The absolute joy of sharing your garden
EARLY last Tuesday morning I was enjoying a cup of coffee while watering my front garden (in line with current water restrictions) when I came across a glorious sight.
My neighbour (who has thumbs so green I’m sure it must extend to her toes), is growing dragonfruit on her side of our shared fence - while it extends over the fence top, a slip of the plant has grown through a gap and a magnificent white flower had blossomed overnight.
Of course I whipped out my phone, took a photo and sent it to her.
When you enjoy a plant that someone else is tending outside your own garden, it’s like receiving a gift.
I’m fortunate to enjoy views of a magnificent gum tree across the road and a tall hedge of a neighbouring murraya add to my garden’s ambience.

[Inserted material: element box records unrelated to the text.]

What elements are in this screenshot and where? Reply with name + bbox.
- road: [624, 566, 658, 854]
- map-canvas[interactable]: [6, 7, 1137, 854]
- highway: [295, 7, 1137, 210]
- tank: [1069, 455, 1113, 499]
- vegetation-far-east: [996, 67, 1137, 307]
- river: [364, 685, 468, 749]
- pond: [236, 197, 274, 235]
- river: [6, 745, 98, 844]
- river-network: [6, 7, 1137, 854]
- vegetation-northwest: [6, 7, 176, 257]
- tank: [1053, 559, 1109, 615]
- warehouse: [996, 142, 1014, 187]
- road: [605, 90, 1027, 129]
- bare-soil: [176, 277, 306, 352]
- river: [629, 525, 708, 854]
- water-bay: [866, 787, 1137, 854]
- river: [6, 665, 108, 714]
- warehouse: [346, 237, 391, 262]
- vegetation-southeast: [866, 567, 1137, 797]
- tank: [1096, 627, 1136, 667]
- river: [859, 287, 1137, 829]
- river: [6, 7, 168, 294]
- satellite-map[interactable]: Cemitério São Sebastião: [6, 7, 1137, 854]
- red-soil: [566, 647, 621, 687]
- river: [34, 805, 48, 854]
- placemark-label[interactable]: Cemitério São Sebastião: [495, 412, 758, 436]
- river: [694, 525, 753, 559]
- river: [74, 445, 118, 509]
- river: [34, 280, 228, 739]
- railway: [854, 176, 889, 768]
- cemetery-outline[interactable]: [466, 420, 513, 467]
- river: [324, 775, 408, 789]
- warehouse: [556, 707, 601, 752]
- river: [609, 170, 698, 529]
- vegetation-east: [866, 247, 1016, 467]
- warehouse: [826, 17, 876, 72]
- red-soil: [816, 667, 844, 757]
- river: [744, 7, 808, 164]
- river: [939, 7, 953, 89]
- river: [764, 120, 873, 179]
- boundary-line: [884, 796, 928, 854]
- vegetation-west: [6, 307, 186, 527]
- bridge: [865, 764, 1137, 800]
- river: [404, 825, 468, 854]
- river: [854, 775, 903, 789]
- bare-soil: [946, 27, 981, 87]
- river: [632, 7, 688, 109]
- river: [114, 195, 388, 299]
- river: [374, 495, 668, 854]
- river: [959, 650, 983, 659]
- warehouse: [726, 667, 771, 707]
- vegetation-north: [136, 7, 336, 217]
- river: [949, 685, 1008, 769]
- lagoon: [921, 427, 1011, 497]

Which led me to thinking about how we all have an impact on our neighbourhood with every single thing we plant.
Known as ‘borrowed scenery’, shakkei in Japan or jièjǐng in China, it’s the principle of “incorporating background landscape into the composition of a garden”, found in traditional east Asian garden design.
Which means if your neighbour has a hanging basket, window box or a frangipani tree you can glimpse from your home, then it is adding to the background of your garden - and hopefully your garden is adding to someone else and so on.
Currently I have several passionfruit vines rambling over my fences and my neighbours are welcome to help themselves to any fruit growing on their side of the fence.
For me it is much more relaxing to looking out over greenery as opposed to buildings and I’m lucky that where I live there are plenty of established trees and shrubs.
A few years ago when I lived elsewhere, a woman down my street stopped one day to introduce herself and told me she could see my sunflowers from her laundry window and they gave her such pleasure.